Le Plug&Charge — ce principe qui consiste à enfoncer un connecteur dans une voiture puis à s'éloigner, sans application, sans carte RFID et sans écran sur lequel appuyer — était jusqu'à présent réservé à la charge rapide en courant continu. Chargecloud et Hubject ont annoncé lors de la conférence icnc26 à Berlin qu'ils l'apportaient aux points de charge en courant alternatif.
Ce que font les deux entreprises
Chargecloud, éditeur colonais de logiciels de gestion de bornes de recharge, intègre l'infrastructure à clés publiques de Hubject dans son système d'exploitation. Une fois cette brique en place, une borne en courant alternatif pilotée par le logiciel de chargecloud peut mener à bien l'échange de certificats dont dépend le Plug&Charge, et les opérateurs qui utilisent la plateforme héritent de cette capacité — selon les termes du Chief Operating and Revenue Officer Oliver Adrian, « sans le moindre effort d'intégration supplémentaire ».

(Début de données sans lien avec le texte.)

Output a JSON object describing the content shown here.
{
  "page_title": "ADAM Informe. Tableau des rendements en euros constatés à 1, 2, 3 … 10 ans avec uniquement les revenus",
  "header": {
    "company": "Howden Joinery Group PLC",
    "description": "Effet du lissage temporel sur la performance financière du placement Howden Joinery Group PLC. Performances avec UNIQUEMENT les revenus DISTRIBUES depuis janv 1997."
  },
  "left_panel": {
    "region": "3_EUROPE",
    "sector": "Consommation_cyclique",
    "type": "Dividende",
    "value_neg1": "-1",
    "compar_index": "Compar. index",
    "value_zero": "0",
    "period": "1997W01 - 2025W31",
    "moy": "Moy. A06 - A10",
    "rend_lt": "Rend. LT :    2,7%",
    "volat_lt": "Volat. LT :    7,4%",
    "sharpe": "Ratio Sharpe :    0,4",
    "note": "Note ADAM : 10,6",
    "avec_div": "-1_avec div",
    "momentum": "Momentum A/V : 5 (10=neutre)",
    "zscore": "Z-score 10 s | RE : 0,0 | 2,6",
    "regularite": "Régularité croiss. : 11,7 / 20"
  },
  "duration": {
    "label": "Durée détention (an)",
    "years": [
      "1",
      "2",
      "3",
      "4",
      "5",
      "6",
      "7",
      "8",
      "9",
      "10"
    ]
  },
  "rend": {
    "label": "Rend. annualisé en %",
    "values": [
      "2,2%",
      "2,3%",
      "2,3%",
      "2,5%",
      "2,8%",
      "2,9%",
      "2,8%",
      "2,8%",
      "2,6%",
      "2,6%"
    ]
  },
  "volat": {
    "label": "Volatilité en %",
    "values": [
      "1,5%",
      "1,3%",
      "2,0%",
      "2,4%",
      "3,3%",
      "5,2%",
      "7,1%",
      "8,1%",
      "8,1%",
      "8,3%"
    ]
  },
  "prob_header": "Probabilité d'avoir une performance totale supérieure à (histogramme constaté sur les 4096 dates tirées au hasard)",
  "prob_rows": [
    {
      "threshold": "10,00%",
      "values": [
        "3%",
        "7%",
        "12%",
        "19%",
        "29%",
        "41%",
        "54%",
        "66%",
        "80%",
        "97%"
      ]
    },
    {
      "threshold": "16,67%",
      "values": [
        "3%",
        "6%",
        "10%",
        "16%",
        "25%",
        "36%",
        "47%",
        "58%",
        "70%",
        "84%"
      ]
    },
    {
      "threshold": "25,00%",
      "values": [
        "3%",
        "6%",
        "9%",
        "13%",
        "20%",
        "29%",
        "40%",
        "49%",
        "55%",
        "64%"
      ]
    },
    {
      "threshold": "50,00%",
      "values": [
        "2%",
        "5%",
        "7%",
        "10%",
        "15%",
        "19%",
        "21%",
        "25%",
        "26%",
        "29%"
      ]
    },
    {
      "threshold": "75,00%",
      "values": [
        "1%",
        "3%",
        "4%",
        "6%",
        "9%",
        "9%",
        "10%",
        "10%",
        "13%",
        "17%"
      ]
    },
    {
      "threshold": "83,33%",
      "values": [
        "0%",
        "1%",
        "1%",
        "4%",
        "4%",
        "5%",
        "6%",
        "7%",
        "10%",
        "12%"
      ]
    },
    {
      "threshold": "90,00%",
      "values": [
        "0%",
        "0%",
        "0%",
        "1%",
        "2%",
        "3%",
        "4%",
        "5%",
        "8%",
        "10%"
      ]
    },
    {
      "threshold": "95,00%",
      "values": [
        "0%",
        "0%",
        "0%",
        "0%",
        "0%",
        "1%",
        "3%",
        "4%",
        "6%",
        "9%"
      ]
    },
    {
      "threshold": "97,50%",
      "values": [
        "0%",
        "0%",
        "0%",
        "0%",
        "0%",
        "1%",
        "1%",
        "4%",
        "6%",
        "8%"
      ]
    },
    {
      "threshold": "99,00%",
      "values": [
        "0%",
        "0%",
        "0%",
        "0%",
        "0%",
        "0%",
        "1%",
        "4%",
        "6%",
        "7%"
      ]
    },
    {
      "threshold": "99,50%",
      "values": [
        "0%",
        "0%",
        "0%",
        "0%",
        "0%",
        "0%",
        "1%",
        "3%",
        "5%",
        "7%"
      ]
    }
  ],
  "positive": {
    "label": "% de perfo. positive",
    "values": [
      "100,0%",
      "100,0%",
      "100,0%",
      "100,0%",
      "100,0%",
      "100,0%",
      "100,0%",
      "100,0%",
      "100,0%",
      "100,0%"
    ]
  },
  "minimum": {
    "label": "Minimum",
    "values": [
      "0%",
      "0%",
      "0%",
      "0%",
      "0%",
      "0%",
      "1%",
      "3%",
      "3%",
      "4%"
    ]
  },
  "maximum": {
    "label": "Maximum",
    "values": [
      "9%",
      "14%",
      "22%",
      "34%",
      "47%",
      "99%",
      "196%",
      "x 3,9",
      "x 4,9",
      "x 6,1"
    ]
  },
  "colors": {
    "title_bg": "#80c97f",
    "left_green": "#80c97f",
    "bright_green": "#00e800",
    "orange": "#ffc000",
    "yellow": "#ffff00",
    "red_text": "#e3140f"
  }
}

Le directeur général de Hubject, Christian Hahn, a exposé la logique sans détour : étendre le Plug&Charge au réseau en courant alternatif de chargecloud « apporte cette expérience fluide là où les gens rechargent réellement le plus souvent ».
C'est tout l'enjeu de l'annonce. Les bornes rapides en courant continu sont le terrain historique du Plug&Charge, mais ce n'est pas là que la plupart des voitures reçoivent la plus grande part de leur électricité. Les parkings d'entreprise, les bornes sur voirie, les bornes d'hôtels et de destination ainsi que les places d'immeubles résidentiels sont très majoritairement en courant alternatif, et ce sont aussi les endroits où l'authentification ponctuelle est la plus agaçante — le tarif y est souvent le meilleur marché que vous rencontrerez, et la procédure de paiement la plus laborieuse.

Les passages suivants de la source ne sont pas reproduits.